Frente a isso, a última pergunta do imperador a Bodhidharma foi a seguinte: “Se tudo é vacuidade, quem é você, agora, defronte a mim?”
E o monge lhe deu a única resposta possível: “Eu não sei, Vossa Majestade.”
Neste pequeno diálogo, anedótico ou não, se registra o coração de uma sabedoria passada de geração em geração, de espírito a espírito, desde o tempo primeiro do budismo Chán. O não se saber, o reconhecimento de que se desconhece qualquer essencialidade última, de que tudo é vacuidade e impermanência, alimenta toda a prática budista dessa escola e das que se desenvolvem a partir dela, na China ou alhures.

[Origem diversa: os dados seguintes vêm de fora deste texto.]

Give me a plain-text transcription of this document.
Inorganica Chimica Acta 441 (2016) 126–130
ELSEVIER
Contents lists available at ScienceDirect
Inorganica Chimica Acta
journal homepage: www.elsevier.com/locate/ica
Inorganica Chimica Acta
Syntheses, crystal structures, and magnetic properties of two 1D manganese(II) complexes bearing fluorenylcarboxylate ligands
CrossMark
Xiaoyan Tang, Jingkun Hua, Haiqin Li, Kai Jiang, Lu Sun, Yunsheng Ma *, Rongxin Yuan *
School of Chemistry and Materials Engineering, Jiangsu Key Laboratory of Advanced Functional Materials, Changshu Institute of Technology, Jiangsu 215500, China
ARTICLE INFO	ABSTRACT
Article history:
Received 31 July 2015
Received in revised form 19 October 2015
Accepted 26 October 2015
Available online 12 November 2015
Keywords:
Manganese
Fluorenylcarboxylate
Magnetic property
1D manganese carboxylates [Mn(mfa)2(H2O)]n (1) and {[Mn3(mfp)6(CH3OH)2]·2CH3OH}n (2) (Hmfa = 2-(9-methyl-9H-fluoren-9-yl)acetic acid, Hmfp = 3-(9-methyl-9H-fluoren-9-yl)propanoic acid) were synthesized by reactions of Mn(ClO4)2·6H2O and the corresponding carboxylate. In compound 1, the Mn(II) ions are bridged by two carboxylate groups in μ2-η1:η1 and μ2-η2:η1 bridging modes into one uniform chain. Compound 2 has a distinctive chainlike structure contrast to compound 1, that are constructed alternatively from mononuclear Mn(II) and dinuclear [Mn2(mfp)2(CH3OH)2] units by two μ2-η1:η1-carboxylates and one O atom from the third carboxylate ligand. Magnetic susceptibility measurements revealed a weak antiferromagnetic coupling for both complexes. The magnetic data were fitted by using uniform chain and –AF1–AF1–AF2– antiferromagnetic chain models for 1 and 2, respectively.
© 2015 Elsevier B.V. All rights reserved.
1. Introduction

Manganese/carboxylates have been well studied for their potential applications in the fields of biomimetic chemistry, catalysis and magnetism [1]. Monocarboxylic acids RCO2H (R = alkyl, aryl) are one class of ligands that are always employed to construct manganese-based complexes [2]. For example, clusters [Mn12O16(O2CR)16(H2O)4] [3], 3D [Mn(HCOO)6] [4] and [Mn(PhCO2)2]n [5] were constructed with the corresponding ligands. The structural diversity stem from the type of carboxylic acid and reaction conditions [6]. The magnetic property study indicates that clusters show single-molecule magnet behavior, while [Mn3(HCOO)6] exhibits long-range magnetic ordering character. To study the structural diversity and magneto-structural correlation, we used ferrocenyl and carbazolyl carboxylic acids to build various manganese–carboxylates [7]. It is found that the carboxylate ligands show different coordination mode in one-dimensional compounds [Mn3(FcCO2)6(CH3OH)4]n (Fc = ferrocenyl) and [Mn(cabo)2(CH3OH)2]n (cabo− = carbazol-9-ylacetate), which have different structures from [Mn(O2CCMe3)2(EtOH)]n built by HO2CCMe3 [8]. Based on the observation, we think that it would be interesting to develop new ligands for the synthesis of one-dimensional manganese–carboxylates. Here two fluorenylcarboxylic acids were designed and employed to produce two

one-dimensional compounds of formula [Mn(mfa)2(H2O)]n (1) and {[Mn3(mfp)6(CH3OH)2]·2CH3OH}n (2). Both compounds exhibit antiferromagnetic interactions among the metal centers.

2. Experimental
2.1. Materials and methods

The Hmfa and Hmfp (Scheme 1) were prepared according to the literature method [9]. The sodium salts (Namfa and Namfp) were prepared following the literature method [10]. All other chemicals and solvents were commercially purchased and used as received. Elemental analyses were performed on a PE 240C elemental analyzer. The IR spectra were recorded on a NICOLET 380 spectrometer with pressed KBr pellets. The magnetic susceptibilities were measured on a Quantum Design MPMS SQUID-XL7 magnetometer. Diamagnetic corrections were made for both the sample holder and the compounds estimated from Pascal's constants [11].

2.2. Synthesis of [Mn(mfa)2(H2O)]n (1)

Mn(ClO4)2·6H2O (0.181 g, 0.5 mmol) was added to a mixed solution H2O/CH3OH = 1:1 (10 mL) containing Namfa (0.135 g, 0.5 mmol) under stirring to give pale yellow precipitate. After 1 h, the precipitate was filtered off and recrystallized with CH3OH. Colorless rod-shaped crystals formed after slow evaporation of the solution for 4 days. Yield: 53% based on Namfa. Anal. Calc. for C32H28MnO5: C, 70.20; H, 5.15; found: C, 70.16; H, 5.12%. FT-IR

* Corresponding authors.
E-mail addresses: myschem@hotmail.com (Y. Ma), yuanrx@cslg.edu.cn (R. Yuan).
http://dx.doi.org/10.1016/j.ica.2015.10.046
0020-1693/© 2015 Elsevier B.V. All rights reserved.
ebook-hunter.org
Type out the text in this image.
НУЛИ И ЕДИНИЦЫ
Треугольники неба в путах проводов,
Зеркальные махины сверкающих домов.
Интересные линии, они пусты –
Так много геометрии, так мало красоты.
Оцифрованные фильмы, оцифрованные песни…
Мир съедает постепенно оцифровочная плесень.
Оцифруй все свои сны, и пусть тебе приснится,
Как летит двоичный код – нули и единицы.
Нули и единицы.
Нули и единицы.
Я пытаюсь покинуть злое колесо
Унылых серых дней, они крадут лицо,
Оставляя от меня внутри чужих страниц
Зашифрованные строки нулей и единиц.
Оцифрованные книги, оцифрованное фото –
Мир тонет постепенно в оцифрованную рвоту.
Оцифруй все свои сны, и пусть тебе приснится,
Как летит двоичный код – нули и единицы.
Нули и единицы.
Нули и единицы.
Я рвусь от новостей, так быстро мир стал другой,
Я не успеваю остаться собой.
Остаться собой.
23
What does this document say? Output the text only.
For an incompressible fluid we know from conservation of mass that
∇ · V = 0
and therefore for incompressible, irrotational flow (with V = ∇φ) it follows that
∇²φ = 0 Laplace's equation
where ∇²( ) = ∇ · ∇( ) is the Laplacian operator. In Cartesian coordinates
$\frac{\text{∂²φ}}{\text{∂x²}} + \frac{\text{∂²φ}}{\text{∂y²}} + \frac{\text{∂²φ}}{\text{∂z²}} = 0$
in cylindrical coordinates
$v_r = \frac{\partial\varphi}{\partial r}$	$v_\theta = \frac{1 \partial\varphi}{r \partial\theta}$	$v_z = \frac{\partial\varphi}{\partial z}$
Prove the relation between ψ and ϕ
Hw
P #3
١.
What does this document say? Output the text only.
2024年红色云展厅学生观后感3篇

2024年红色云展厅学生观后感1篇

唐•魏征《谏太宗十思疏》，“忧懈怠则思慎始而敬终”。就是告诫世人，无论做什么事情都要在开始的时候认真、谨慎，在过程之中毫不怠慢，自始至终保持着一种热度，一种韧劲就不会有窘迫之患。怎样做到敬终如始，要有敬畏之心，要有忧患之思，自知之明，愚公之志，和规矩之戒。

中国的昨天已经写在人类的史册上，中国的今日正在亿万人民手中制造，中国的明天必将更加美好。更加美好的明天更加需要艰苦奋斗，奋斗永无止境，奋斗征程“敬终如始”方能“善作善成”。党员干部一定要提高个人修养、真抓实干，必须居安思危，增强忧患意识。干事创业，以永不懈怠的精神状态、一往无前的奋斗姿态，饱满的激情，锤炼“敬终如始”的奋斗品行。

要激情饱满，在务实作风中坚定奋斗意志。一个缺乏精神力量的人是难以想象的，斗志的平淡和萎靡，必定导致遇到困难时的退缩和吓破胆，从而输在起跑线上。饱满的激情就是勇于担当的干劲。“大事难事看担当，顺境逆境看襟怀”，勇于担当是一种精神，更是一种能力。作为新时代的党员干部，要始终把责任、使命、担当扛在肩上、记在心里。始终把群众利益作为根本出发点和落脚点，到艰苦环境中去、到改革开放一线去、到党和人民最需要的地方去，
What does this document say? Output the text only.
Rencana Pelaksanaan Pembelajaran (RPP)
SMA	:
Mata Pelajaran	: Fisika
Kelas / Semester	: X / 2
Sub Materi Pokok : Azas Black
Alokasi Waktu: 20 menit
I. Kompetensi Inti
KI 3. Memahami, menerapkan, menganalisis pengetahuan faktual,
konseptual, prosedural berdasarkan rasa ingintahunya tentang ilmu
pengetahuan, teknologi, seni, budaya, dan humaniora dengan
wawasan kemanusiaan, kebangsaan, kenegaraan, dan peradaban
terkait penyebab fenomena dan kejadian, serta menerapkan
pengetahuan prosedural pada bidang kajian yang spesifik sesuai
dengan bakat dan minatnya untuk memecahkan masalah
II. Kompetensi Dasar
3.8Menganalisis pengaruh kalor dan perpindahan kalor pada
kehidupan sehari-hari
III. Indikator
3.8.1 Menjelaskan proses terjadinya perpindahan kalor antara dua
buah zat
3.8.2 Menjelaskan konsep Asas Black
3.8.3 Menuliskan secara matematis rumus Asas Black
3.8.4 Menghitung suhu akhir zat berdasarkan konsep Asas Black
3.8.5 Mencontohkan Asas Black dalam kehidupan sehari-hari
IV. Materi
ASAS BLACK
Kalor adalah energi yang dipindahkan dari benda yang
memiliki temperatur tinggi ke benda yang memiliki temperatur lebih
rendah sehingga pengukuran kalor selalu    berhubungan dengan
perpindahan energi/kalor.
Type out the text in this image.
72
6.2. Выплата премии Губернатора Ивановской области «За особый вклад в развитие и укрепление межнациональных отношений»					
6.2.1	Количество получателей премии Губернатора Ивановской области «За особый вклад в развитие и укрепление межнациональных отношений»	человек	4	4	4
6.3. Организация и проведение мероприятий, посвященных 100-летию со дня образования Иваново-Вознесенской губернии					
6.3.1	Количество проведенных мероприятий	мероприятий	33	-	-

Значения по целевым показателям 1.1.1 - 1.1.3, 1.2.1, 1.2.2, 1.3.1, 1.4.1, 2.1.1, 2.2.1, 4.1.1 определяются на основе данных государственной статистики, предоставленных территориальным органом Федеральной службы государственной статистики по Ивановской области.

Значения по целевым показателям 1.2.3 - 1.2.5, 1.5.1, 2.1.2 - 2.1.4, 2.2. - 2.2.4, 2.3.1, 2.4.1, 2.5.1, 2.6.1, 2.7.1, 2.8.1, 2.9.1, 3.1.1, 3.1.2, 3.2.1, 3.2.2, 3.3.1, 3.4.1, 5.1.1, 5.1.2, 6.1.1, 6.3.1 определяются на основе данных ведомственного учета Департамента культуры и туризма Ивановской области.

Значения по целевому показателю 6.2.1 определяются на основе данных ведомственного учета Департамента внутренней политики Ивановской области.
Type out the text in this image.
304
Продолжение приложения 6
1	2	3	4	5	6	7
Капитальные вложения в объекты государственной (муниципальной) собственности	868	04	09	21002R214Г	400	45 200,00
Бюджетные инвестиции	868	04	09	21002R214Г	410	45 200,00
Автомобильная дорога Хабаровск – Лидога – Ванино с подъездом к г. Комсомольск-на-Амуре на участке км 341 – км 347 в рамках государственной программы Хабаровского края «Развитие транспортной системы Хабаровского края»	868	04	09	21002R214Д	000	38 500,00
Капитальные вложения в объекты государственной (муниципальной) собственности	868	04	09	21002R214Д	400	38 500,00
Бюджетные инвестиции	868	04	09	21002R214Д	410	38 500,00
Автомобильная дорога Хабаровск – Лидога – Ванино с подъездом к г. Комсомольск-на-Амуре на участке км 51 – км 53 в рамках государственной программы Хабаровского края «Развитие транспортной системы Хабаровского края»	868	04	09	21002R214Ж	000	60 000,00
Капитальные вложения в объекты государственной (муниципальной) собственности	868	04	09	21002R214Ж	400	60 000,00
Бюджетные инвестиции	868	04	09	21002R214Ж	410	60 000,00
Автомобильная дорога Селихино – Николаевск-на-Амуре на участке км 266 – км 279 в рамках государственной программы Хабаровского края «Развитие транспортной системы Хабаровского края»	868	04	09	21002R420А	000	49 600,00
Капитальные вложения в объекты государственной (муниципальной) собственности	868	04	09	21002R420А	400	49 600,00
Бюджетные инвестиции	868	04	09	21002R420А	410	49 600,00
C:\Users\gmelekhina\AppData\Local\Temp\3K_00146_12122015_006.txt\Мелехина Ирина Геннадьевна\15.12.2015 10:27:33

E ainda que elementos de tal verdade estejam presentes nos discursos do próprio Buda histórico, nas tradições que já vinham se desenvolvendo em terras indianas, a chegada de Bodhidharma à China é fundamental pelo encontro que promove entre tais perspectivas e certas tradições originárias da China mesma. Pelo encontro da verdade budista com certo espírito existencial que o sinólogo francês François Jullien bem resume ao dizer, como o faz em um título de sua obra, que “o sábio não tem ideia”. O sábio — e não o filósofo, não o teorizador — não tem ideia porque não toma, de partida, nenhum pressuposto. Na experiência da sabedoria, segundo o sinólogo e as tradições às quais se refere, e mesmo ao budismo que aqui citamos, não se tem ideia porque ideias pressupostas são apriorismos essencializantes, ou cristalizações de expectativas, de pontos de vista que são pontos de partida (parti pris, diz Jullien). Ao contrário, não ter ideia é não saber, por exemplo, quem se encontra defronte ao imperador.
Mesmo que quem ali esteja seja o próprio interlocutor do soberano, o próprio monge budista, patriarca que, ao dizer não saber quem é, diz muito mais do que apenas isso: diz-nos que reconhecer seu desconhecimento lhe permite estar ali, defronte ao imperador, sem projetar ilusões em nenhuma relação sua com o mundo. Apenas estando ali, aberto ao que o fluxo dos fenômenos venha a apresentar.

Bibliografia
Broughton, Jeffrey L. (1999), The Bodhidharma Anthology: The Earliest Records of Zen, Berkeley: University of California Press.
Jullien, François. (2000). Um sábio não tem idéia. São Paulo: Martins Fontes.